Check request status

Status of CRR looks like this:

  1. status:
  2. completionTime: "2021-03-22T11:53:48Z"
  3. containerRecreateStates:
  4. - name: app
  5. phase: Succeeded
  6. - name: sidecar
  7. phase: Succeeded
  8. phase: Completed

The status.phase can be:

  • Pending: the CRR waits to be executed
  • Recreating: the CRR is executing
  • Completed: this CRR has completed, and status.completionTime is the timestamp of completion

Note that status.phase=Completed does not mean all containers in CRR have recreated successfully. Users should find the information in status.containerRecreateStates.

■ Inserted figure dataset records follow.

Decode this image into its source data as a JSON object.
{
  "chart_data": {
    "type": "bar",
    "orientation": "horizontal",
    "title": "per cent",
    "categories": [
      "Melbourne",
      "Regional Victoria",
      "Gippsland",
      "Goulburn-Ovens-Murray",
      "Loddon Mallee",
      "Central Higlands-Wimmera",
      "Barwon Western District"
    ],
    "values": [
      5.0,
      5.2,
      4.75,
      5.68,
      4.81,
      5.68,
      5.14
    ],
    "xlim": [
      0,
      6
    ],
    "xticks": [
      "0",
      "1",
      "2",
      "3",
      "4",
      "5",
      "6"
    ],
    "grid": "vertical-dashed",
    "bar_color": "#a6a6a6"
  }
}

The status.containerRecreateStates[x].phase can be:

  • Pending: this container waits to recreate
  • Recreating: this container is recreating
  • Failed: this container has failed to recreate
  • Succeeded: this container has succeeded to recreate

When the CRR has completed, only the containers in Succeeded phase are successfully recreated.

Implementation

When users create a CRR, Kruise webhook will inject the current containerID and restartCount into spec.containers[x].statusContext. And, when kruise-daemon starts to execute, it will skip the container if its containerID is not equal to the one in statusContext or the restartCount has been bigger, which means the container has already been recreated (maybe by in-place update).

ContainerRecreateRequest

Typically, kruise-daemon will stop the container with or without preStop hook, then kubelet will create a new container and start again. Finally, kruise-daemon will report the container phase as Succeeded only if the new container has started over minStartedSeconds duration.

If the recreation occurs with an in-place update in the same time:

  • If Kubelet has stopped or recreated the container because of in-place update, kruise-daemon will consider it already recreated.
  • If kruise-daemon stops the container, Kubelet will keep to in-place update the container to the new image.

If multiple ContainerRecreateRequests are submitted for one Pod, they will be executed one by one.